Regulator Tries to Fix Australian Peering

The government body charged with acting
against anti-competitive conduct in Australia, the Australian Competition & Consumer
Commission
, has proposed some radical solutions to the vexing problem
of peering, which has been a thorn in the side of the ISP industry for
several years.

In this context, peering refers to the practice by ISPs which connect to
each others’ networks of entering into pricing structures which recognise
the value of both networks’ content, instead of a straight seller/buyer
model.


Instead of a small ISP paying a larger one for bandwidth, ISPs which
peer recognise that their networks are similar in size, and thus a retail
model is discarded in favour of “settlement” which takes into account
traffic which is flowing both in and out of each others’ networks.

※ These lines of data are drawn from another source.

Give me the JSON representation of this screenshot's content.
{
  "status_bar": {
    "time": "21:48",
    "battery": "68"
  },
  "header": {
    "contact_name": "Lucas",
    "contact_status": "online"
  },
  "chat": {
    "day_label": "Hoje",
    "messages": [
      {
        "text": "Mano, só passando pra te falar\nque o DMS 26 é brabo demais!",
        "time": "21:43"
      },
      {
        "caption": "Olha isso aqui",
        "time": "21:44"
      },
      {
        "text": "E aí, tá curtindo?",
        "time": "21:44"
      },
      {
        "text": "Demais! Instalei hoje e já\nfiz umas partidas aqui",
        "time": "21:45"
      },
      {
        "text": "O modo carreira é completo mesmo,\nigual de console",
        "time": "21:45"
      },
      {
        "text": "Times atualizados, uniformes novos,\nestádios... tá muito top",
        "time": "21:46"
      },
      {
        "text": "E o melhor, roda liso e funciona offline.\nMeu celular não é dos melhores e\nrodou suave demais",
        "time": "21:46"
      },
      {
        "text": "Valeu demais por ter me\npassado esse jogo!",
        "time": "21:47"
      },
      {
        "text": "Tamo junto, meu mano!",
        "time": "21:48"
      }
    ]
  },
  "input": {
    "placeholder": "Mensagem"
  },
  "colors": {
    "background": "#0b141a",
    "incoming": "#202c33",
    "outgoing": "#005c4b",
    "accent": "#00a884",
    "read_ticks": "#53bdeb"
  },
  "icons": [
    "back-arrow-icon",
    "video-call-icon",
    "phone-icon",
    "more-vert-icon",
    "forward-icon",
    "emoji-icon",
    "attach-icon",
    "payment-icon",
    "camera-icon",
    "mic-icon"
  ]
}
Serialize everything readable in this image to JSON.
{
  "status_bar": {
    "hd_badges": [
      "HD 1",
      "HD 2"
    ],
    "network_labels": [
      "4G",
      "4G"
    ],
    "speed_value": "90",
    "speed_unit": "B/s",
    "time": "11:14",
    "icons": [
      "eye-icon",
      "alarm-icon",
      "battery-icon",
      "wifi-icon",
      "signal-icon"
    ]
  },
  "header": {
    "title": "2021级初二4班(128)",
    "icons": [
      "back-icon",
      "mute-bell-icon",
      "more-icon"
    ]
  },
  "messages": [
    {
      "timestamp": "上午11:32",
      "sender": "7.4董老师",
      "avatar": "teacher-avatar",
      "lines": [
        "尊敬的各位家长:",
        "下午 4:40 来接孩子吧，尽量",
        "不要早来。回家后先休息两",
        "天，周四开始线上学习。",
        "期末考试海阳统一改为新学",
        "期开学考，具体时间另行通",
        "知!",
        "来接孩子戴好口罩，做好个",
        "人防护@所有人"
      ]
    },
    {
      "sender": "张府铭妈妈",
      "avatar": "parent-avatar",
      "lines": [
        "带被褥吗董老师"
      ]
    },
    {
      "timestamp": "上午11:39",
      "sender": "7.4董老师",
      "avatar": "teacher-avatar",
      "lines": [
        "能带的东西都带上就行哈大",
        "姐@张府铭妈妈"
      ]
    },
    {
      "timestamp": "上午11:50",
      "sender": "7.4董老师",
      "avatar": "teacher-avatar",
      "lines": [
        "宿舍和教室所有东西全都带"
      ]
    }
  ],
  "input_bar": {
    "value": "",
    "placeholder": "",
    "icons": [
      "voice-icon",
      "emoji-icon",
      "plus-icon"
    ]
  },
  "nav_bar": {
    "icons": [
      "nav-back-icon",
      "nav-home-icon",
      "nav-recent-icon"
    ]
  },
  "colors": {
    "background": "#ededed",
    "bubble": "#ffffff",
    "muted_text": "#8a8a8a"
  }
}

In a discussion paper on its Web site, the Commission suggested that it “declare” peering as a listed carriage service – meaning that the federal Government agency would have to approve a standard peering settlement agreement, and would gain the power to arbitrate in disputes between ISPs.

“With increasing commercialisation, larger companies have had an incentive
to impose their own network accounting on smaller, and sometimes less
experienced, ISPs,” the ACCC said in the paper.

Other options canvassed in the paper include the ACCC using its existing
legislated power to seek injunctions against anti-competitive conduct, or
the introduction of a voluntary industry code.

“Such a code could be promulgated through the various industry associations
or through ACIF [Australian Communications Industry Forum] with ISPs who
sign the code becoming eligible for some kind of certification as code
members,” the Commission said.


“This option may be extended to have the ACA
[Australian Communications Authority] register the code.”

The issue of peering came to a head 18 months ago when the four largest
ISPs in Australia – Telstra, Cable & Wireless Optus, AAPT (then
Connect.com.au) and Uunet (then OzEmail) – were forced by the ACCC to enter
into peering agreements with each other.


However, the benefits to the 800
other ISPs in Australia which the ACCC said at the time it hoped would
“trickle down”, were not passed on.

The ACCC is taking submissions on the suggestions in the paper.